So I’m just going to be real here. I don’t actually have this fully fleshed out yet. This is more of an aspirational goal; but this week, I’m committed to taking you along for my journey as I try to get this down to a science. This has been on my to-do list for quite some time since Coronavirus hit and I had to completely rethink the way I eased into my morning routine working from home with a little one and the first goal that I’m going to tackle building my morning routine is to get up earlier so that I can be a little more productive in the mornings.
The other night, I was listening in on a Facebook live with the incomparable and genius Nicola Yoon, author of The Sun is Also a Star, and one of the things she shared about her morning routine is that she gets up every morning at 5 a.m. to write. My first question was, “How?!”. Now, listen. I understand the concept of setting an alarm and getting out of bed when said alarm goes off. But how many of you actually pop right out of bed and get to work when your alarm goes off?
Oh…ok…so that was more of you than I thought would say yes to that question. Okay, then pray for your girl because I’m on the struggle bus.
But here are 3 things that I’m committed to doing this week to put myself back on track to wake up earlier. —- Going to bed earlier, preparing an AM hit list, and
COMMITMENT #1: GOING TO BED EARLIER
I know this sounds like a no-brainer, but you’d be surprised how working from home every day can make you feel like you can stay up all night and jump right into work the next day. I used to be someone who went to bed by 10 p.m. at the latest and was usually up between 6 and 7am. Now, I’m lucky if I go to bed before midnight.
I’m learning that the key to me getting in bed on time is pushing our family dinner earlier in the evening and getting my daughter settled in bed at an earlier hour. Right now we don’t start the bedtime process until around 8:30 p.m. mostly because we’re not eating dinner most nights until 7:30 p.m. which is really too late to get me in bed by 10pm. So my new proposed schedule for myself this week is as follows:
5 p.m. Start cooking dinner
6 p.m. Eat dinner with my family
7 p.m. – Family time
8 p.m. – Start bedtime routine with my daughter
8:30 p.m. – Layna in bed
9 p.m. – In bed reading or TV
10 p.m. – Zzzzzz (off to 7 hours of blissful sleep)
I’m thinking with this revamp of my nightly schedule, I should be able to get enough rest to make my 5 a.m. wake up call.
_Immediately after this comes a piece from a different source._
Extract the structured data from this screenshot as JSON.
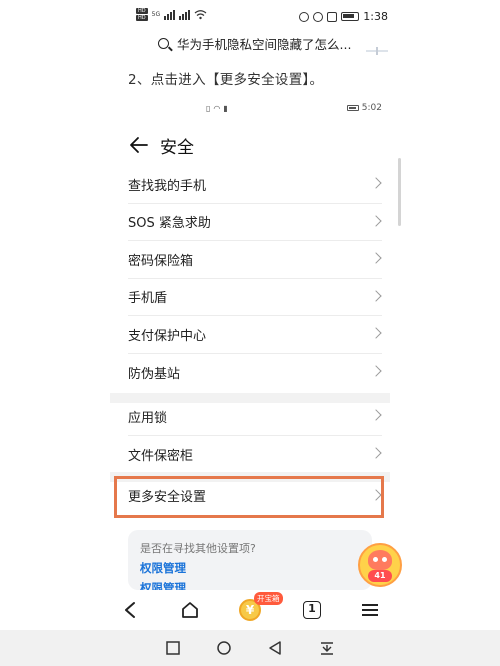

COMMITMENT #2: PREPARING AN AM HIT LIST
I’ve learned that if I don’t feel like there’s any compelling reason to get up early, I likely won’t do it. So I basically have to create my task list the night before and make it time sensitive so that my brain reads it as urgent. Last night I prepped my hit list and I also added the tasks to my calendar for the morning.
COMMITMENT #3: GETTING AT LEAST ONE THING DONE
I don’t expect to get every single thing done on my hit list every day, at least not at first. This is a marathon, not a sprint. My main goal over the next couple of weeks is to build discipline and just make sure that I can consistently get up earlier. But one thing I will be sure to do is cross one item off of my AM Hit List. The rest will just be icing on the cake. As I become more consistent, I’ll set my expectations higher.
So what’s one thing you want to be more consistent at this week?